The cash price is the actual amount of money that is exchanged when commodities are physically bought and sold on the spot market. The cash price will usually include all transaction, carry and transportation costs. Investors looking to benefit from changes in commodity prices can invest in commodity futures, which are anticipated cash prices. Changes in futures trading volume affect the volatility of cash prices, but commodity cash prices are actually separate from futures prices.

BREAKING DOWN Cash Price

The cash price is not the same as the futures price. Cash prices are published by a number of different financial information service providers. These prices reflect buying and selling of a variety of actual or "physical" commodities in the marketplace-separate from the futures price on an exchange, which reflects what the commodity might be worth in future months.

The cash price is the amount paid for commodities on the spot market, where large manufacturers commonly purchase the commodities they need for production in their factories. These manufactures are not speculating on the price of the commodities they need, which can be done in the futures market. Instead, they are physically purchasing the raw materials they need for their manufacturing process. Commodities are physical products that are generally indistinguishable no matter which company brings them to the marketplace. Examples include corn, crude oil, gasoline, gold, cotton, beef and sugar.

The price of a commodity with a futures contract can be very different from the cash price of the same commodity on any given day.

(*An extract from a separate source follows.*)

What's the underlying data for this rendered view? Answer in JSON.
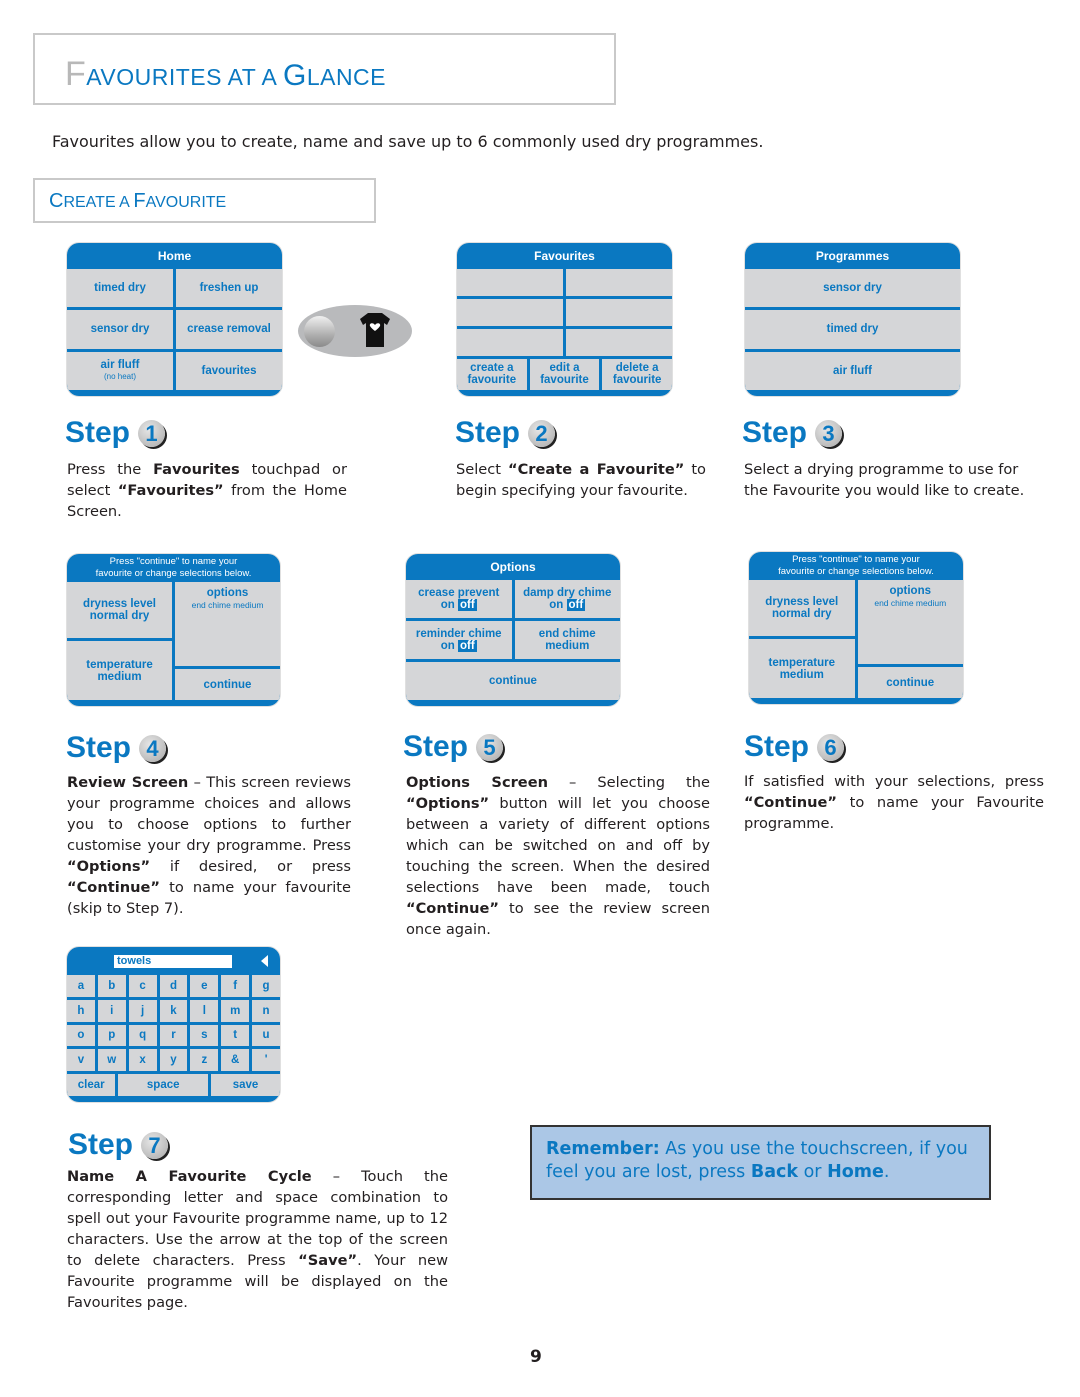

For example, the one-month futures contract for oil, which will expire next month, could have a very different price than the cash price for oil (which is what oil costs to purchase today). One interesting feature of the cash price is that it is the price at which every futures contract expires. In other words, when a futures contract expires, in our example in one month, the price of the futures contract at expiry is the same as the cash spot price. If this was not the case, there would be an arbitrage opportunity between the futures price and the cash price.